Hezbollah, exploiting its presence in Syria, has been attempting to open a new front against Israel.
Over the past 18 months, Hezbollah and its enablers from the Iran's Islamic Revolutionary Guard Corps [IRGC] have begun launching a series of attacks on Israel from their new center of operations in southern Syria.
After Sunday's air strike (attributed by the media to the Israel Air Force) that killed 12 high-ranking Hezbollah and IRGC operatives near Quneitra, Syria, along the Israeli border, Israel is bracing for the possibility of an attack by Hezbollah and Iran.
Although Israel has not officially taken responsibility for the strike, it would make sense to view the action as a preemptive move designed to remove a clear and present danger arising on Israel's border with Syria. The danger is the formation of a second Hezbollah terrorism base, in addition to Hezbollah's home base already in Lebanon.
The IRGC and Hezbollah have begun playing a dual role in the geographical area once known as the Syrian Arab Republic, a country that no longer exists as it appears on world maps. Iran and Hezbollah are acting as the life support machine for the shrunken but still functional Assad regime, now in control of just Damascus, Aleppo, and the Syrian Mediterranean coastline.
Since moving into Syria to rescue the regime of Bashar Al-Assad, Hezbollah, acting on orders from Iran, has expanded its presence in several areas of Syria. Iran too has boosted its presence in Syria, primarily though the presence of members of its Revolutionary Guards.

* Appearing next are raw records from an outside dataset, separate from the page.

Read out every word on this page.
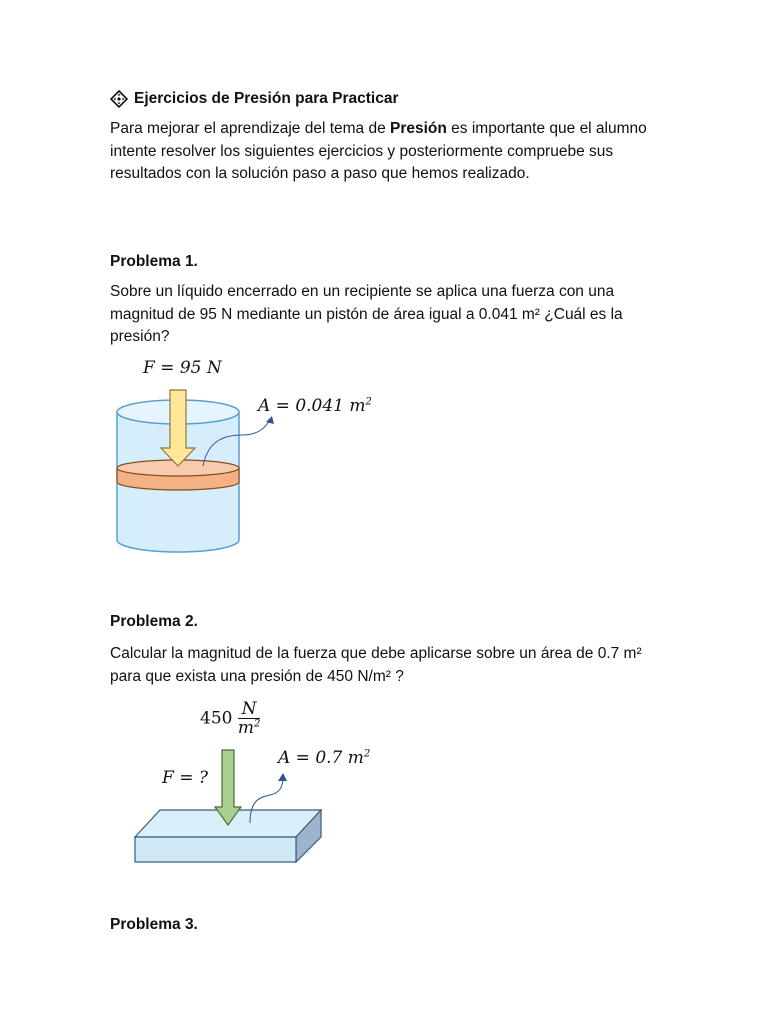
Ejercicios de Presión para Practicar
Para mejorar el aprendizaje del tema de Presión es importante que el alumno intente resolver los siguientes ejercicios y posteriormente compruebe sus resultados con la solución paso a paso que hemos realizado.
Problema 1.
Sobre un líquido encerrado en un recipiente se aplica una fuerza con una magnitud de 95 N mediante un pistón de área igual a 0.041 m² ¿Cuál es la presión?
F = 95 N
A = 0.041 $m^2$
Problema 2.
Calcular la magnitud de la fuerza que debe aplicarse sobre un área de 0.7 m² para que exista una presión de 450 N/m² ?
$450 \frac{N}{m^2}$
F = ?
A = 0.7 $m^2$
Problema 3.
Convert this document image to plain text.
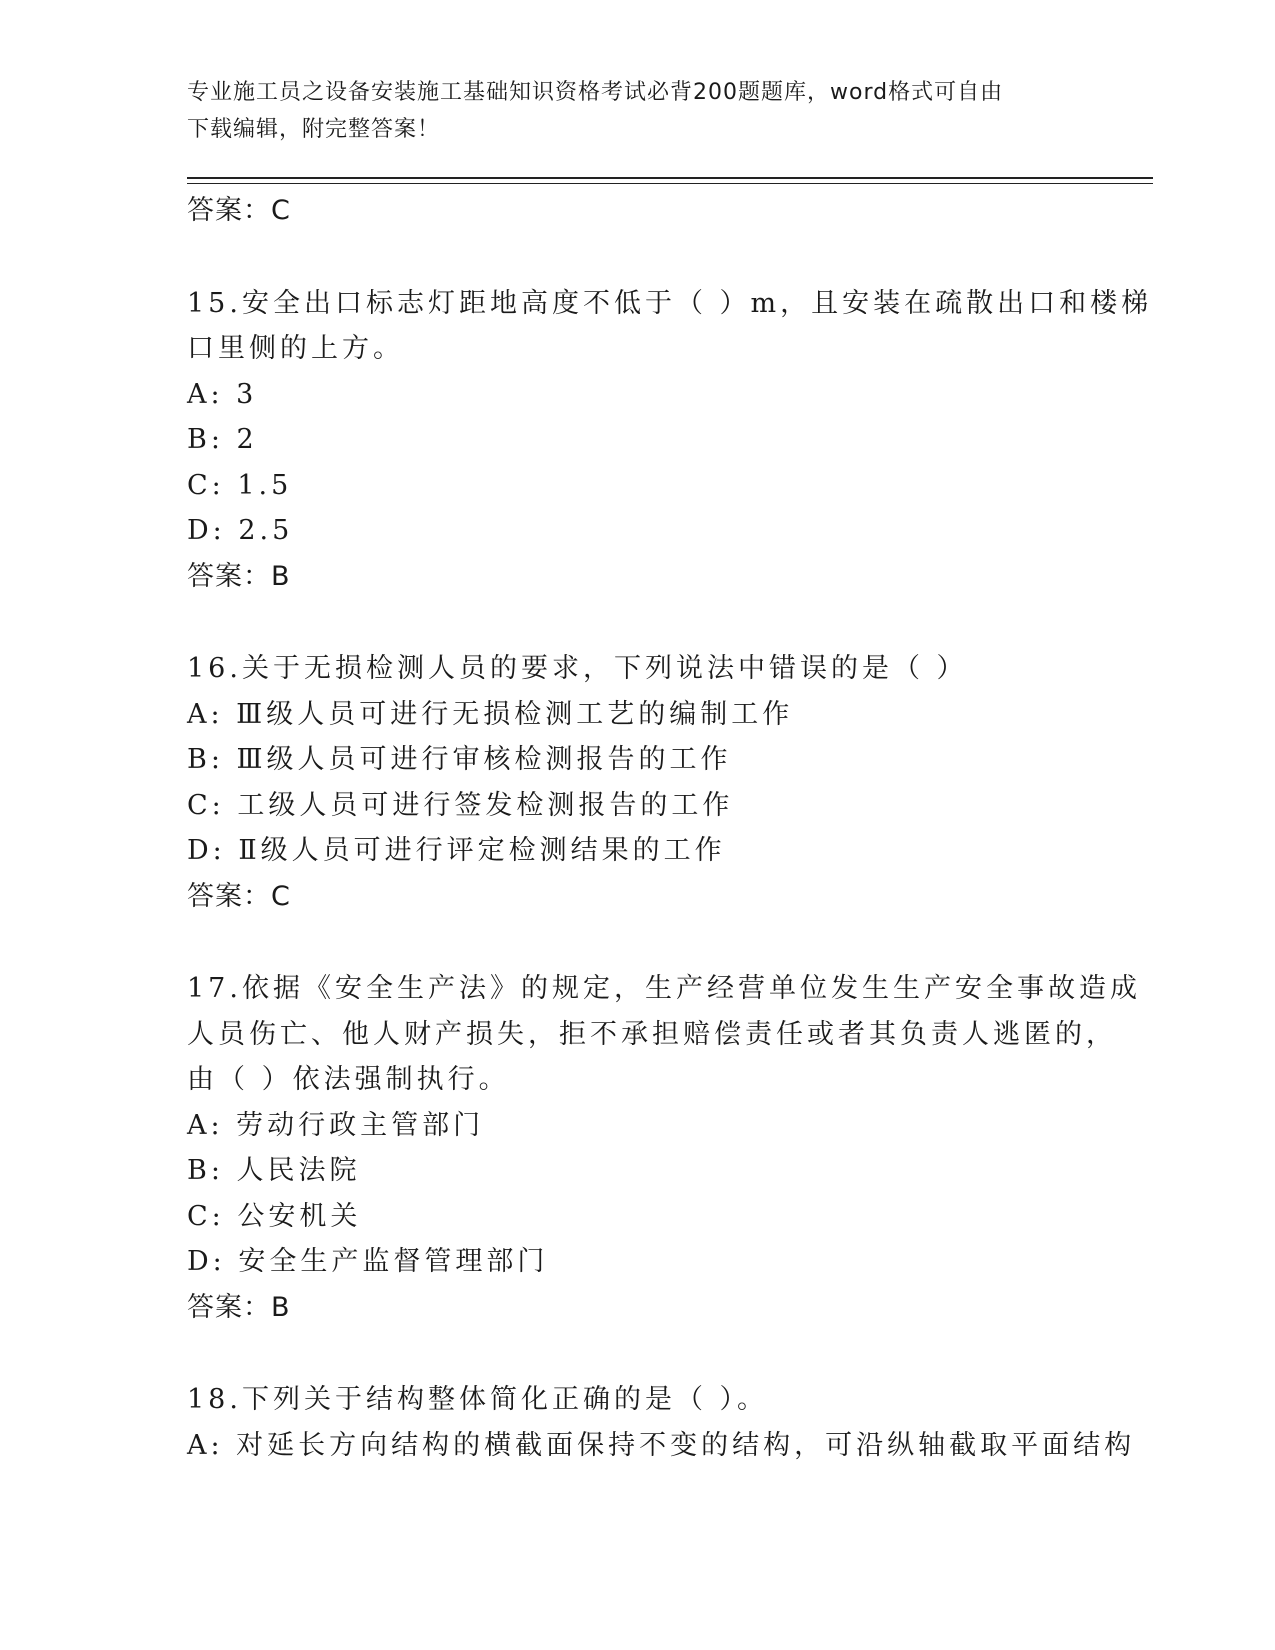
专业施工员之设备安装施工基础知识资格考试必背200题题库，word格式可自由
下载编辑，附完整答案！
答案：C
15.安全出口标志灯距地高度不低于（ ）m，且安装在疏散出口和楼梯
口里侧的上方。
A: 3
B: 2
C: 1.5
D: 2.5
答案：B
16.关于无损检测人员的要求，下列说法中错误的是（ ）
A: Ⅲ级人员可进行无损检测工艺的编制工作
B: Ⅲ级人员可进行审核检测报告的工作
C: 工级人员可进行签发检测报告的工作
D: Ⅱ级人员可进行评定检测结果的工作
答案：C
17.依据《安全生产法》的规定，生产经营单位发生生产安全事故造成
人员伤亡、他人财产损失，拒不承担赔偿责任或者其负责人逃匿的，
由（ ）依法强制执行。
A: 劳动行政主管部门
B: 人民法院
C: 公安机关
D: 安全生产监督管理部门
答案：B
18.下列关于结构整体简化正确的是（ ）。
A: 对延长方向结构的横截面保持不变的结构，可沿纵轴截取平面结构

At the same time, the IRGC and Hezbollah have begun building a terrorism base in Syria that is directed against Israel, in addition to the Iranian-backed Hezbollah semi-state entity in southern Lebanon.
The new base in Syria, at Israel's northeast border, gives Hezbollah the option of attacking Israel and drawing Israel's return fire away from Lebanon, where its most precious assets are hidden: well over 100,000 rockets and missiles that might be saved for a future battle over Iran's nuclear weapons program.
Hezbollah is also under domestic Lebanese pressure not to drag Lebanon into a new devastating conflict with Israel.
The Hezbollah and IRGC operatives that were targeted in Sunday's airstrike were in the midst of significantly stepping up these attacks. Their plans included rockets and cross-border raids by terror cells. These attack plans were seriously larger in scale than past assaults.
It is in this context that Sunday's air strike occurred.
Now, all eyes are on northern Israel to see whether Hezbollah and Iran retaliate there. The leader of the IRGC, Major General Mohammad Ali Jafari, on Tuesday threatened Israel with "devastating thunderbolts" -- threats Israel cannot afford to take lightly.
Israeli soldiers take part in a training exercise near the border with Syria, December 2013. (Image source: IDF) |
It would be safe to assume, however, that Hezbollah wishes to avert the outbreak of an all-out conflict. Such a war would expose Lebanon to unprecedented Israeli firepower, and would also expose Israel to unprecedented Hezbollah rocket attacks and cross-border infiltrations by land, air and sea.
If such a conflict were to break out, many parts of southern Lebanon could lie in ruins, and Hezbollah's many Sunni enemies in next-door Syria could seize on the weakness of their Shi'ite foes and pounce, dragging Lebanon into the Syrian war.
That kind of outcome would not benefit Hezbollah or Iran in any way. But in the Middle East, miscalculations have led to costly errors in the past, and events can take on a life of their own.